Trapped in Threads: Multifaceted Precarity of Migrant Workers in Cambodia’s Garment Industry

Tuesday, 8 July 2025: 15:15
Location: SJES030 (Faculty of Legal, Economic, and Social Sciences (JES))
Oral Presentation
Kaxton SIU, Hong Kong Baptist University, Hong Kong
Tsz Chung LAI, Hong Kong Baptist University, Hong Kong, Hong Kong
This study examines the multifaceted precarity experienced by migrant workers in Cambodia’s garment industry, a sector dominated by Chinese investment and crucial to Cambodia’s economic development. Drawing on secondary data, qualitative interviews, and questionnaire surveys, we analyze how uneven development and power imbalance in global production shape the living and working conditions of Cambodian garment workers. The research highlights the complex interplay between Chinese foreign direct investment, Cambodia’s institutional environment, and the garment industry’s global production network dynamics.

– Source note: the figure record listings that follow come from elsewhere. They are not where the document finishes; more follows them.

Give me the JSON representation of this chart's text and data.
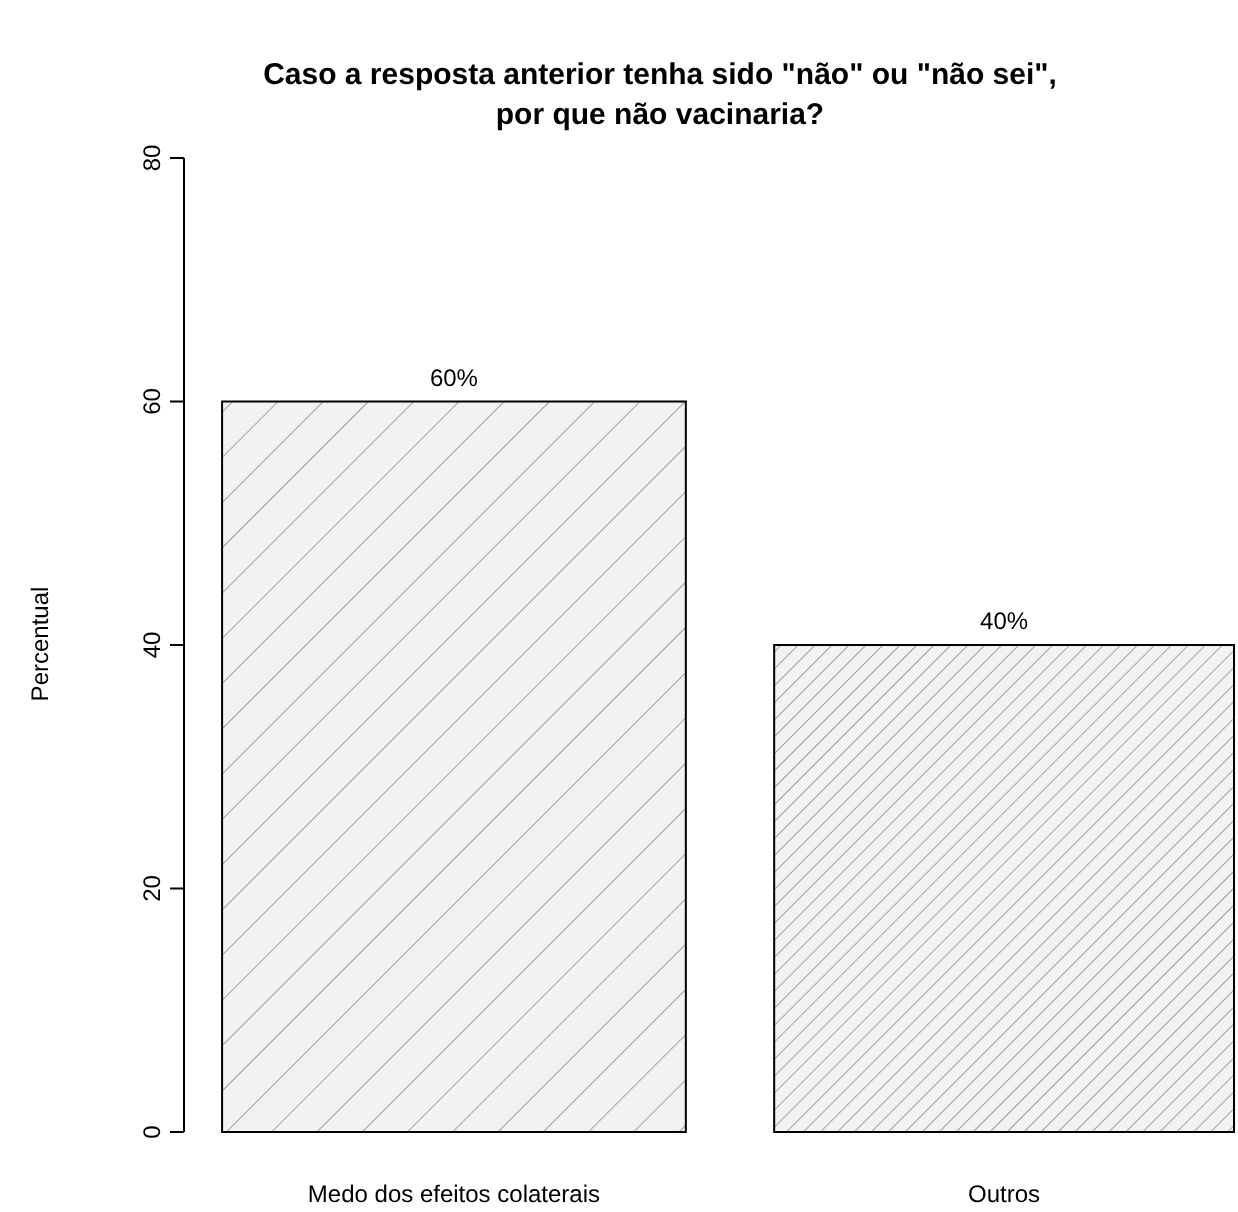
{
  "chart_data": {
    "type": "bar",
    "title": "Caso a resposta anterior tenha sido \"não\" ou \"não sei\",\npor que não vacinaria?",
    "ylabel": "Percentual",
    "categories": [
      "Medo dos efeitos colaterais",
      "Outros"
    ],
    "values": [
      60,
      40
    ],
    "value_labels": [
      "60%",
      "40%"
    ],
    "ylim": [
      0,
      80
    ],
    "yticks": [
      0,
      20,
      40,
      60,
      80
    ],
    "grid": false
  }
}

We argue that migrant workers face overlapping forms of precariousness that extend beyond economic instability, affecting multiple aspects of their lives. This precarity is exacerbated by subsistence-level wages, short employment contracts, job suspensions, rural-urban migration patterns, remittances and debts, and the workers’ position within the global production network. By linking individual experiences to broader structural forces, this study contributes to a nuanced understanding of labor conditions in the context of increasing Chinese investment in the Global South and the ongoing transformation of global production dynamics.